Le pauvre petit
C’est l’heure : il faut partir ! à ta pauvre chaumière
Il te faut dire adieu ; ton front pur s’assombrit ;
Tu tombes à genoux et tu fais ta prière,
Tout en pleurant, pauvre petit !
Tu n’as pas douze fois vu reverdir la terre ;
Mais ton père, voilà bien des jours qu’il partit.

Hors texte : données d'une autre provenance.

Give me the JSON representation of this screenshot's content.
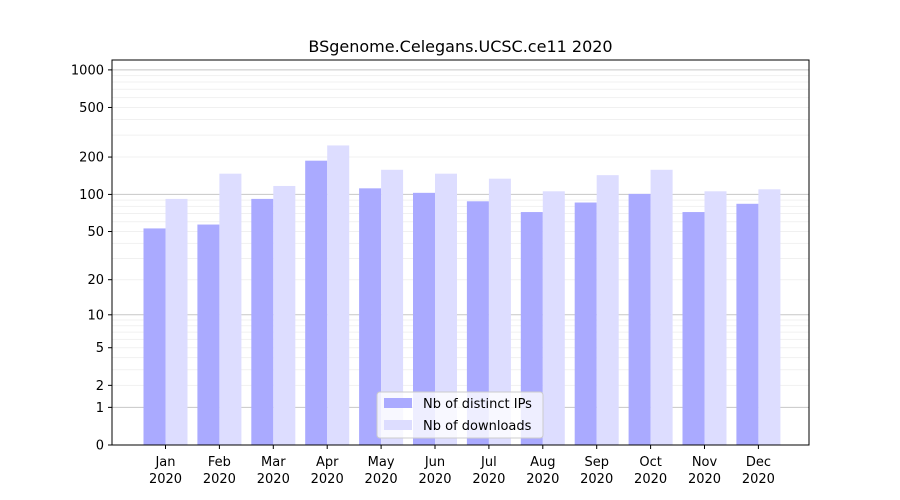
{
  "chart_data": {
    "type": "bar",
    "title": "BSgenome.Celegans.UCSC.ce11 2020",
    "xlabel": "",
    "ylabel": "",
    "yscale": "log(1+y)",
    "ylim": [
      0,
      1200
    ],
    "grid": true,
    "legend_position": "lower-center",
    "categories": [
      [
        "Jan",
        "2020"
      ],
      [
        "Feb",
        "2020"
      ],
      [
        "Mar",
        "2020"
      ],
      [
        "Apr",
        "2020"
      ],
      [
        "May",
        "2020"
      ],
      [
        "Jun",
        "2020"
      ],
      [
        "Jul",
        "2020"
      ],
      [
        "Aug",
        "2020"
      ],
      [
        "Sep",
        "2020"
      ],
      [
        "Oct",
        "2020"
      ],
      [
        "Nov",
        "2020"
      ],
      [
        "Dec",
        "2020"
      ]
    ],
    "y_ticks": [
      0,
      1,
      2,
      5,
      10,
      20,
      50,
      100,
      200,
      500,
      1000
    ],
    "series": [
      {
        "name": "Nb of distinct IPs",
        "color": "#aaaaff",
        "values": [
          53,
          57,
          92,
          187,
          112,
          103,
          88,
          72,
          86,
          101,
          72,
          84
        ]
      },
      {
        "name": "Nb of downloads",
        "color": "#ddddff",
        "values": [
          92,
          147,
          117,
          248,
          158,
          147,
          134,
          106,
          143,
          158,
          106,
          110
        ]
      }
    ]
  }
}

Il n’est pas revenu pour soulager ta mère,
Tu la quittes, pauvre petit !
Tu la quittes, hélas ! car au logis il reste
Deux frères, une sœur, que son labeur nourrit ;
Pour eux tu vas aussi travailler, et, plus leste,
Plus gai, tu pars, pauvre petit !
Et te voilà bien loin : déjà la nuit s’avance,
Le froid se fait sentir, on n’entend aucun bruit ;
L’obscurité s’accroît ainsi que le silence,
Et tu trembles, pauvre petit !
Maintenant sans abri pour reposer ta tête,
Comme un timide oiseau tu regrettes ton nid ;
Ton aile est faible encore, et la moindre tempête,
Peut la briser, pauvre petit !
Là sous ce grand buisson dépouillé de ses feuilles,
Dans ce réduit creusé tu trouveras ton lit ;
Ton paquet pour chevet, et puis tu te recueilles
Et tu t’endors, pauvre petit !
Et le profond sommeil, sommeil de l’innocence,
Te berce mollement, un songe te sourit ;
Sur ton front pur se joue un rayon d’espérance :
Rêve, rêve, pauvre petit !
Mais le jour reparaît, tu dors, la neige tombe,
Le vent du nord se lève et le froid te saisit :
Éveille, éveille-toi, le sommeil c’est la tombe,
C’est la tombe, pauvre petit !
Hélas ! il est trop tard ! Tes membres, ton visage
Sont bleuis et glacés, la neige s’épaissit ;
Tu rêves et tu dors sous l’églantier sauvage,
C’est pour toujours, pauvre petit !
Tu ne reverras plus ta bonne et tendre mère,
Tu ne baiseras plus sa main qui te bénit ;
Mais tu prieras pour elle en l’éternelle sphère.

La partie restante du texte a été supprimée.